Vitamin B12 & Why Do We Need It?
But that is not all, we also need sufficient levels of B12 to…
1. Convert carbohydrates into the glucose used by the body for energy.
2. Prevent the brain shrinkage – a hallmark of Alzheimer’s disease.
3. Regulate the nervous system for a reduction in depression and anxiety.
4. Spark cellular reproduction to renew the health of hair, skin and nails.
5. Work with vitamin B9 (also known as folate) to make DNA and red blood cells.
In addition, B12 assists in the formation and maintenance of the myelin sheath – the protective layer that safeguards brain and nervous system signals.
How common is vitamin B12 deficiency?
It is common and it is also rarely detected. And just as in the case of Vitamin D deficiency, the cut off range for B12 deficiency is too low so that even reported figures can be inaccurate. Normal ranges of B12 are 200 to 1100 pg/ml. Studies carried out by Tufts University, Boston, found that just short of 40% of people between the ages of 26 and 83 had B12 levels low enough to experience neurological symptoms such as brain fog and memory loss.
Even just a slight deficiency can lead to anemia, fatigue or depression.
How do we know if we could be vitamin B12 deficient?
There are many symptoms
- Weakness, tiredness, or light-headedness
- Rapid heartbeat or difficulty breathing
- Poor memory or difficulty concentrating
- Depression, anxiety, mania
- Numbness and tingling of hands or feet
- Difficulty with balance, poor coordination
- Pale skin and/or a sore tongue
- A salty tasty in the mouth
- Easy bruising or bleeding gums
- Upset stomach or weight loss
- Diarrhea or constipation
- Depression, irritability, paranoia, mania, hallucinations
How do we get a definite diagnosis of vitamin B12 deficiency?
You can request the following blood tests from your doctor:
- Serum B12
- Methylmalonic acid
- Complete blood counts
Vitamin B12 deficiency may also occur if you have certain conditions
- Pernicious anemia.
- Atrophic gastritis or inadequate production of stomach acid which can occur in 10 to 30% of older adults.
- Helicobacter pylori infection in the stomach.
- Surgery for the removal of part of the stomach or small intestine including bariatric surgery.
- Conditions that affect the small bowel including Crohn’s disease; Celiac disease; small intestinal bacterial overgrowth (SIBO); parasite infections, such as giardia, tapeworm; chronic pancreatitis; heavy alcohol use or advanced liver disease; autoimmune conditions such as Grave’s disease, Lupus; malnutrition or eating disorders; or long term use of medications such as: Proton pump inhibitors, H2 blockers, Metformin and certain antibiotics.

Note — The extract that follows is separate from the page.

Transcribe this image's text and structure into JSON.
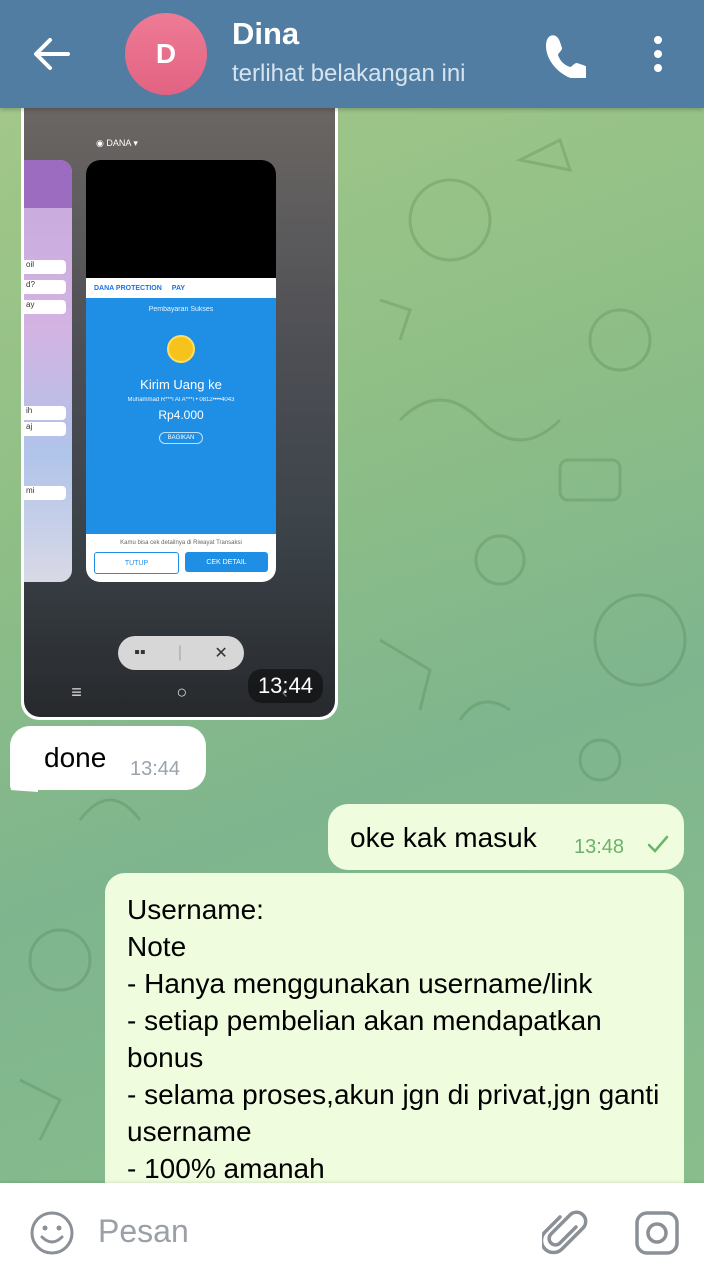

Popular drugs to treat acid reflux can take an unsuspected toll on your health too – long-term use is associated with increased risk for vitamin B12 deficiency.
What is the remedy for vitamin B12 deficiency?
Vitamin B12 cannot be manufactured by humans – we need to source our supply from animal proteins or fortified food products. Hydrochloric acid in the stomach sets free the vitamin B12 from animal proteins. But it also needs an adequate supply of “intrinsic factor” which is a protein found in the stomach. Unfortunately, both stomach acid and intrinsic factor levels decrease with age so that in time only some 1% of B12 gets absorbed from food, unlike vitamin C and magnesium which are readily absorbed and utilized by the body.
Vitamin B12 deficiency can occur and go undetected for several years
Vitamin B12 is found in natural products as fish, poultry, meat and dairy – cheese, yogurt, cow’s milk, eggs; fish, oysters, cod; chicken, lamb, beef and liver from these last two. The consumption of these products is the original method by which human beings have taken vitamin B12 into their systems – and of course we hardly need to tell you that such products should be organic, free range or grass fed.
People who consume foods rich in vitamin B12 could be at lower risk of developing Alzheimer’s disease.
Vitamin B12 supplements
We often turn to supplements when needed but, unfortunately, an oral vitamin B12 supplement can be poorly absorbed because of its large size.
Injections or a sublingual (under your tongue) spray work far better, as they allow the large B12 molecule to be absorbed directly into your blood stream. But a word of warning about vitamin B12 in the cyanocobalamin form (which is on most drug store shelves) as this is the least effective but the one most people will often buy -because it’s the cheapest.